突然……

我的肩膀被温热的手掌握住,我心中一惊,握着镯子的手一松,那白玉镯子便落在地上碎了一地,我心痛难耐,却碍于身后站着的皇太极不好发作,只好转头看着皇太极,嘴角上扬,轻声道:

“大汗怎么起来了?”

“没你在身侧,睡不着。”他扶着我的肩膀,在我身侧坐下,然后看着地上的镯子:“这镯子是白玉的,可惜碎了。”

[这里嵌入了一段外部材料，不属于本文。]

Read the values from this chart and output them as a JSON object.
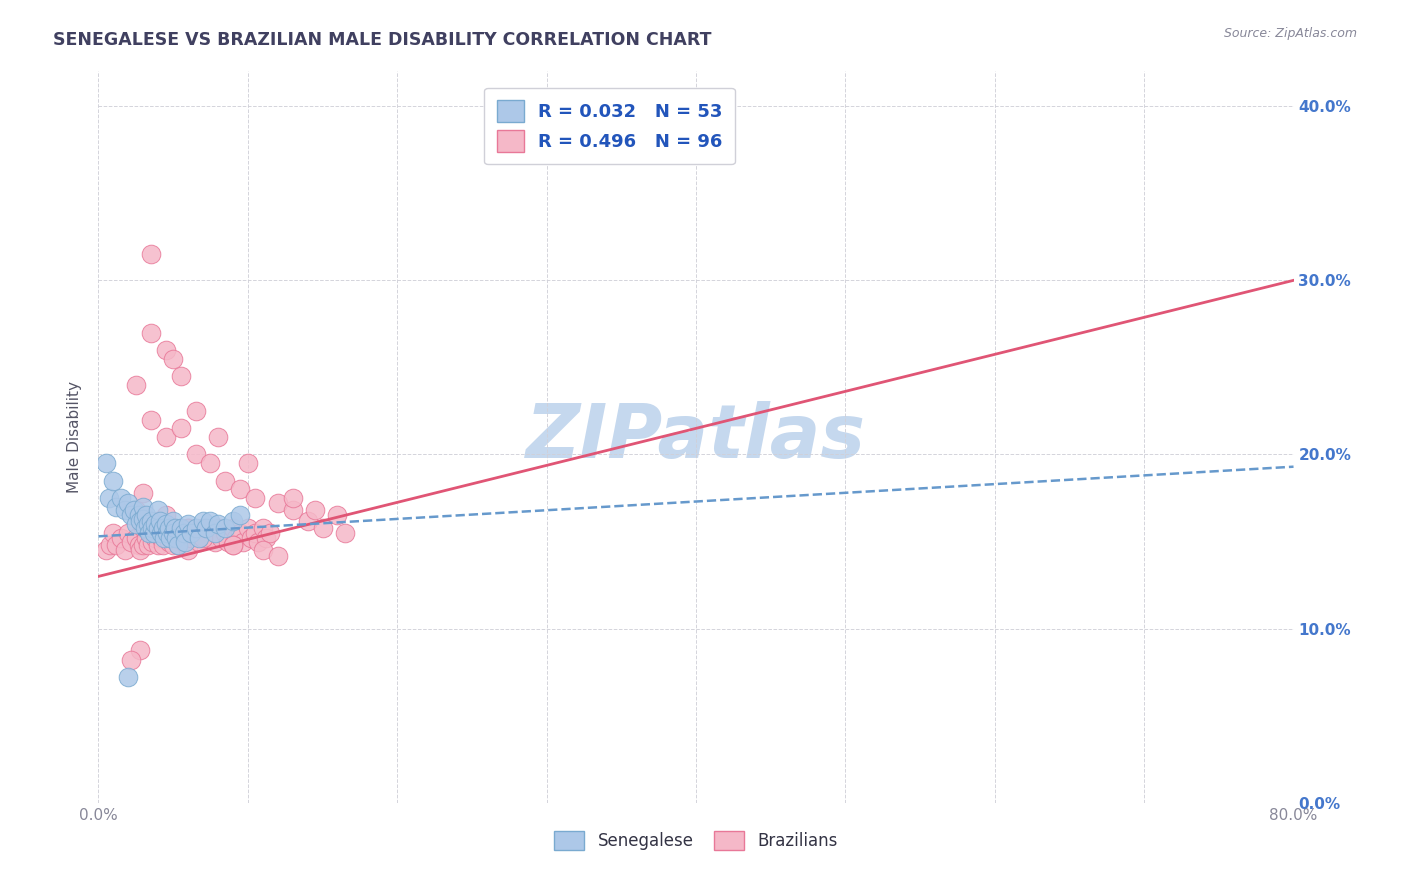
{
  "title": "SENEGALESE VS BRAZILIAN MALE DISABILITY CORRELATION CHART",
  "source_text": "Source: ZipAtlas.com",
  "ylabel": "Male Disability",
  "xlim": [
    0.0,
    0.8
  ],
  "ylim": [
    0.0,
    0.42
  ],
  "xticks": [
    0.0,
    0.1,
    0.2,
    0.3,
    0.4,
    0.5,
    0.6,
    0.7,
    0.8
  ],
  "xtick_labels_show": [
    "0.0%",
    "",
    "",
    "",
    "",
    "",
    "",
    "",
    "80.0%"
  ],
  "yticks": [
    0.0,
    0.1,
    0.2,
    0.3,
    0.4
  ],
  "ytick_labels_right": [
    "0.0%",
    "10.0%",
    "20.0%",
    "30.0%",
    "40.0%"
  ],
  "senegalese_R": 0.032,
  "senegalese_N": 53,
  "brazilian_R": 0.496,
  "brazilian_N": 96,
  "senegalese_color": "#adc8e8",
  "senegalese_edge_color": "#7aaad0",
  "brazilian_color": "#f5b8c8",
  "brazilian_edge_color": "#e87898",
  "trend_senegalese_color": "#6699cc",
  "trend_brazilian_color": "#e05575",
  "watermark_color": "#c5d8ee",
  "legend_text_color": "#2255bb",
  "title_color": "#404060",
  "axis_label_color": "#555566",
  "tick_color": "#888899",
  "grid_color": "#d0d0d8",
  "background_color": "#ffffff",
  "right_tick_color": "#4477cc",
  "senegalese_x": [
    0.005,
    0.007,
    0.01,
    0.012,
    0.015,
    0.018,
    0.02,
    0.022,
    0.024,
    0.025,
    0.027,
    0.028,
    0.03,
    0.03,
    0.031,
    0.032,
    0.033,
    0.034,
    0.035,
    0.036,
    0.037,
    0.038,
    0.04,
    0.04,
    0.041,
    0.042,
    0.043,
    0.044,
    0.045,
    0.046,
    0.047,
    0.048,
    0.05,
    0.05,
    0.051,
    0.052,
    0.053,
    0.055,
    0.057,
    0.058,
    0.06,
    0.062,
    0.065,
    0.067,
    0.07,
    0.072,
    0.075,
    0.078,
    0.08,
    0.085,
    0.09,
    0.095,
    0.02
  ],
  "senegalese_y": [
    0.195,
    0.175,
    0.185,
    0.17,
    0.175,
    0.168,
    0.172,
    0.165,
    0.168,
    0.16,
    0.165,
    0.162,
    0.17,
    0.163,
    0.158,
    0.165,
    0.16,
    0.155,
    0.162,
    0.158,
    0.155,
    0.16,
    0.168,
    0.158,
    0.162,
    0.155,
    0.158,
    0.152,
    0.16,
    0.155,
    0.158,
    0.152,
    0.162,
    0.155,
    0.158,
    0.152,
    0.148,
    0.158,
    0.155,
    0.15,
    0.16,
    0.155,
    0.158,
    0.152,
    0.162,
    0.158,
    0.162,
    0.155,
    0.16,
    0.158,
    0.162,
    0.165,
    0.072
  ],
  "brazilian_x": [
    0.005,
    0.008,
    0.01,
    0.012,
    0.015,
    0.018,
    0.02,
    0.022,
    0.025,
    0.027,
    0.028,
    0.03,
    0.03,
    0.032,
    0.033,
    0.035,
    0.036,
    0.038,
    0.04,
    0.04,
    0.042,
    0.043,
    0.045,
    0.047,
    0.048,
    0.05,
    0.05,
    0.052,
    0.053,
    0.055,
    0.057,
    0.058,
    0.06,
    0.06,
    0.062,
    0.065,
    0.067,
    0.07,
    0.072,
    0.075,
    0.078,
    0.08,
    0.082,
    0.085,
    0.087,
    0.09,
    0.092,
    0.095,
    0.097,
    0.1,
    0.102,
    0.105,
    0.107,
    0.11,
    0.112,
    0.115,
    0.025,
    0.035,
    0.045,
    0.055,
    0.065,
    0.075,
    0.085,
    0.095,
    0.105,
    0.12,
    0.13,
    0.14,
    0.15,
    0.165,
    0.045,
    0.055,
    0.065,
    0.13,
    0.145,
    0.16,
    0.035,
    0.05,
    0.08,
    0.1,
    0.025,
    0.03,
    0.04,
    0.05,
    0.06,
    0.07,
    0.09,
    0.11,
    0.12,
    0.03,
    0.045,
    0.06,
    0.09,
    0.035,
    0.028,
    0.022
  ],
  "brazilian_y": [
    0.145,
    0.148,
    0.155,
    0.148,
    0.152,
    0.145,
    0.155,
    0.15,
    0.152,
    0.148,
    0.145,
    0.158,
    0.148,
    0.152,
    0.148,
    0.155,
    0.15,
    0.152,
    0.158,
    0.148,
    0.152,
    0.148,
    0.155,
    0.15,
    0.152,
    0.158,
    0.148,
    0.152,
    0.148,
    0.155,
    0.15,
    0.152,
    0.158,
    0.145,
    0.152,
    0.155,
    0.15,
    0.158,
    0.152,
    0.155,
    0.15,
    0.158,
    0.152,
    0.155,
    0.15,
    0.158,
    0.152,
    0.155,
    0.15,
    0.158,
    0.152,
    0.155,
    0.15,
    0.158,
    0.152,
    0.155,
    0.24,
    0.22,
    0.21,
    0.215,
    0.2,
    0.195,
    0.185,
    0.18,
    0.175,
    0.172,
    0.168,
    0.162,
    0.158,
    0.155,
    0.26,
    0.245,
    0.225,
    0.175,
    0.168,
    0.165,
    0.27,
    0.255,
    0.21,
    0.195,
    0.168,
    0.165,
    0.162,
    0.158,
    0.155,
    0.152,
    0.148,
    0.145,
    0.142,
    0.178,
    0.165,
    0.158,
    0.148,
    0.315,
    0.088,
    0.082
  ],
  "trend_braz_x0": 0.0,
  "trend_braz_y0": 0.13,
  "trend_braz_x1": 0.8,
  "trend_braz_y1": 0.3,
  "trend_sene_x0": 0.0,
  "trend_sene_y0": 0.153,
  "trend_sene_x1": 0.8,
  "trend_sene_y1": 0.193
}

我佯装起无所谓的微笑,轻声道:“不过是一只镯子,碎便碎了。”我侧眸看着皇太极的表情,我不能让他生疑,即便是再痛也得忍着:“大汗?这七格格可好些了?”

“不过是受了些寒,有她额涅陪着就好。我心里想着你,便来看你,谁料你去了娜木钟那里。”他伸手将我揽入怀里,柔声说道。我心里还有些疑惑,他既然知道我是去了娜木钟那里,为何又会怀疑我出宫了呢?

“大汗虽然嘴上说着心里想着我,却不似从前那样疼爱哈日珠拉了。”我撅嘴,佯装生气,将他推开,与他保持着一定的距离。他眉头微蹙,有些疑惑:

“此话怎讲?”

“既然大汗知道我去了娜木钟姐姐那里,为何还要问我是不是出宫了?若是大汗疼爱我信我,又怎会那样问?如今大汗这后宫是美人如云,便容不下一个哈日珠拉了。”我撅嘴,故作吃味的抱怨着,却惹来他的笑声,他凑近我一分,我便后退两分,这让他不禁有些无奈:

“不过奴才眼拙罢了,说是看见一个身形与你相似的人出宫去了,若我真的不信你,直接去宫门口拿你便是,何苦要去娜木钟那里见你。”他直剌剌的看着我,眼里尽是笑意。

我的心一颤,奴才眼拙……虽然不知这奴才是不是娜木钟安排的,但是我肯定即便不是娜木钟,皇太极也在我身边安插的有眼线……

我依旧佯装着不依不饶的模样,起身将他的衣物拿起来扔到了明间的炕上,在他疑惑的的眼神中,我又抱了被子出去。

“你这是做什么?”他对我的做法很是不解。我走到他的面前,将他拉起来就往外推,嘴里还不依不饶道:

“大汗这样聪慧还看不出来么?我生气了,即便是你现在怎么解释我都不信,我生气了。反正大汗的福晋不止我一个,就当哈日珠拉小气,日后大汗也不必再来了。”我佯装生气将他推出暖阁,关上了暖阁的门,可是插上门闩的那一刹那眼泪便夺眶而出。不顾皇太极在屋外的“问候”,我只是回转身看着地上摔碎的镯子,缓步过去,将它收起来放在首饰盒的最底层。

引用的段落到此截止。